A successful broker will have strong, solid relationships developed with the major banks and be able to use that relationship to endorse your product. Going it alone is a nearly impossible feat for new advertisers.

How do you find the right broker? Start out by contacting several at once. And interview each candidate for the following:

How many long-term statement insert advertisers do they represent? How many placements a year do they book? What services do they provide and at what rates? Some brokers provide everything from booking the space and creative execution to printing and delivering the product.

How many new-advertiser success stories can they provide based on your type of product? Some products are so suited for banks that any broker can grow circulation.

Closely related, do they represent any of your competitors? If so, steer clear. You need a broker going to bat for you alone. Take a cue from HGTV's Designer Challenge and recommend each develop a multiple-cell test plan identifying banks, offers and circulation.

Inform your broker about your product and service. By the time he or she approaches a bank, your broker should be an expert on your company. Expect your customer service values, hours of operation, fulfillment package, accounts-receivable practices and other marketing follow-up to be evaluated. A good broker can identify the needed changes.

Expect outstanding attention and service. They must share with you their past testing successes and failures and help guide you toward a well-planned and executed test. The broker represents your interests and the bank's. They must walk a fine line to ensure all needs are met. You are paying your broker to work on your behalf: Tell them what you need and hold them accountable. They will deliver.

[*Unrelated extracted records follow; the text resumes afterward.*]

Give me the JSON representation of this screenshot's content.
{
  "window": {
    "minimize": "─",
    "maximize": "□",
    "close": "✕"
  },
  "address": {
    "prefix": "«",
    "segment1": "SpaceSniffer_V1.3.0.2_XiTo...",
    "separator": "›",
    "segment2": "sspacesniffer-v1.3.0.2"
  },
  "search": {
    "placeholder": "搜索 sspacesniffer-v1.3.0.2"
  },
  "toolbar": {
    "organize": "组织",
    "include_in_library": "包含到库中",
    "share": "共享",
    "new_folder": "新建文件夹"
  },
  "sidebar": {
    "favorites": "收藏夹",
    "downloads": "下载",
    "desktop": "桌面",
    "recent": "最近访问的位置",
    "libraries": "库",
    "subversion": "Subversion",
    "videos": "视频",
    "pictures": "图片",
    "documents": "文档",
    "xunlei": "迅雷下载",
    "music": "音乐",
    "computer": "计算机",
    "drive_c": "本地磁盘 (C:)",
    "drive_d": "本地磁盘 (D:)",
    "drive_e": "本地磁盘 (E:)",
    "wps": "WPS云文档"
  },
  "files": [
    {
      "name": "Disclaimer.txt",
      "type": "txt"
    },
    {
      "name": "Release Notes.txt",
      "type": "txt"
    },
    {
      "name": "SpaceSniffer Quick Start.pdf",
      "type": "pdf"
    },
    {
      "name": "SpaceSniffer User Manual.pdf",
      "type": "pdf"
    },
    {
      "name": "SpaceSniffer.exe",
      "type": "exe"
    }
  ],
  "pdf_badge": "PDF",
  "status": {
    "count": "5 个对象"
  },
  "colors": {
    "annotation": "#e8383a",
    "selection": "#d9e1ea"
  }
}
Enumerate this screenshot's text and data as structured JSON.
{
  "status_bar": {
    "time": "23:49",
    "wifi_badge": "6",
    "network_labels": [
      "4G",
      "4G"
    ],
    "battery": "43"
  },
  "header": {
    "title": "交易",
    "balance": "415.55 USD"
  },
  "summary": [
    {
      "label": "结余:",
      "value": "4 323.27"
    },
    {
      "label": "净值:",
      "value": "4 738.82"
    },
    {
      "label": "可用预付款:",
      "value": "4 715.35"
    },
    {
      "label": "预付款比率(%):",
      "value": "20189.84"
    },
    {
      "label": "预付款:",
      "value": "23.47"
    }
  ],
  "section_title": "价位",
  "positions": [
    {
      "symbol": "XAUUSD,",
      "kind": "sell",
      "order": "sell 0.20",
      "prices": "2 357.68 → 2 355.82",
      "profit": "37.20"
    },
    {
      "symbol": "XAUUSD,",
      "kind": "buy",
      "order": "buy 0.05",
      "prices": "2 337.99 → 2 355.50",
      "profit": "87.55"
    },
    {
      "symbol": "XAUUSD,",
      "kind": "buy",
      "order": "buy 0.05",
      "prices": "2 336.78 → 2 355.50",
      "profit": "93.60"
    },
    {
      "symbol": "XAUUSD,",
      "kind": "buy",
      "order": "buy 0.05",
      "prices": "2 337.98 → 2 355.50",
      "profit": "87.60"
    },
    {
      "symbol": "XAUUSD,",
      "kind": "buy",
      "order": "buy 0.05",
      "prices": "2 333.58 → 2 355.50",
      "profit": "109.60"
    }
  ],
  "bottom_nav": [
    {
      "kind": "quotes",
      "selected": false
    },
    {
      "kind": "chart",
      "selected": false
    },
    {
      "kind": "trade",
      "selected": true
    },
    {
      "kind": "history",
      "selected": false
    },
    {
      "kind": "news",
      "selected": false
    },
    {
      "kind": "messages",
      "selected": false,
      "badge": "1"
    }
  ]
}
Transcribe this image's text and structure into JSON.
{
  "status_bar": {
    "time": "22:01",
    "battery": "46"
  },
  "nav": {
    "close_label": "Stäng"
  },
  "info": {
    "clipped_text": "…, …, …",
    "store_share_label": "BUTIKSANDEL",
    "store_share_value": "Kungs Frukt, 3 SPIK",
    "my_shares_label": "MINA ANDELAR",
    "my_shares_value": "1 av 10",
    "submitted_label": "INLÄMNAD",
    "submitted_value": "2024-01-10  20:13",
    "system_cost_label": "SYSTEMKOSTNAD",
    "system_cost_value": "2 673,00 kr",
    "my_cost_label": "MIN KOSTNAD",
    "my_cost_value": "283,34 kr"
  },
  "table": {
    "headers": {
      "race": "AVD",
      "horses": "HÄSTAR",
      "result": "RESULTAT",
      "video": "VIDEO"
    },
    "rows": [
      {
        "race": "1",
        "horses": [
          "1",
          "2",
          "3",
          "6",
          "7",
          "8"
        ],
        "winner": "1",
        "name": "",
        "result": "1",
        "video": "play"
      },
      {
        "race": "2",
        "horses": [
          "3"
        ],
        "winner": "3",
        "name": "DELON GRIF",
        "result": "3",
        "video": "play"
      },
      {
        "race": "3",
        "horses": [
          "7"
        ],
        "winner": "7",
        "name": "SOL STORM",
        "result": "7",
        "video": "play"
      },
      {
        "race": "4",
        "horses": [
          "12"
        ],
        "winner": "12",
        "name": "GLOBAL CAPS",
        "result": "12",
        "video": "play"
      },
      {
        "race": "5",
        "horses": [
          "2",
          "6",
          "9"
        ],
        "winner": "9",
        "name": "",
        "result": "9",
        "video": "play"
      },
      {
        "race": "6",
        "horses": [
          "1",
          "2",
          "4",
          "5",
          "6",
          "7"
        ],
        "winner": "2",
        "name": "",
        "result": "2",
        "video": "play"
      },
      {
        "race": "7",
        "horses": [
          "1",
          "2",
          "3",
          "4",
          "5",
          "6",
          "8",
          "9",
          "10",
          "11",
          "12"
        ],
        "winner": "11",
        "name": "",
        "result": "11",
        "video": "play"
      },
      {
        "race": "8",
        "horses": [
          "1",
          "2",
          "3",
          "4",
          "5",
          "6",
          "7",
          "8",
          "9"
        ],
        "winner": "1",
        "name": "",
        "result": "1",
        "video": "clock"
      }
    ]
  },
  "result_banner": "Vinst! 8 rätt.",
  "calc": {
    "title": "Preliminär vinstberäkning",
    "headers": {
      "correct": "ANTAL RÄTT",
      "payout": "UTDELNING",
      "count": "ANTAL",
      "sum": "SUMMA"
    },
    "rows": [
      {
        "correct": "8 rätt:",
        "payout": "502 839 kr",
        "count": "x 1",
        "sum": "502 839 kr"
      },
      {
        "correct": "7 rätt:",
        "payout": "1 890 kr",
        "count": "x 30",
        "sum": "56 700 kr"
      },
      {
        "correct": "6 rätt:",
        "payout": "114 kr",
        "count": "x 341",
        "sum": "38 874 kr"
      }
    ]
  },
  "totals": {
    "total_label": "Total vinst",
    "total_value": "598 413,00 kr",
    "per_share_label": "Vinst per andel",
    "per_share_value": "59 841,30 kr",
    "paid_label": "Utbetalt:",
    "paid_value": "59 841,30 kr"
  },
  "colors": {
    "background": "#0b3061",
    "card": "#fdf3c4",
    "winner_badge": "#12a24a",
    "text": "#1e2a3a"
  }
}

Allow the broker to print and deliver your test inserts. Down the road you may find it more economical to handle this internally but paying a bit more for this service during your test will be well worth it. Bank print and delivery specifications can be incredibly exacting, and it is not unheard of for deliveries to be rejected outright for out-of-spec issues. Banks will still expect payment from you and not insert the pieces. Again, a broker can take care of this for you up front.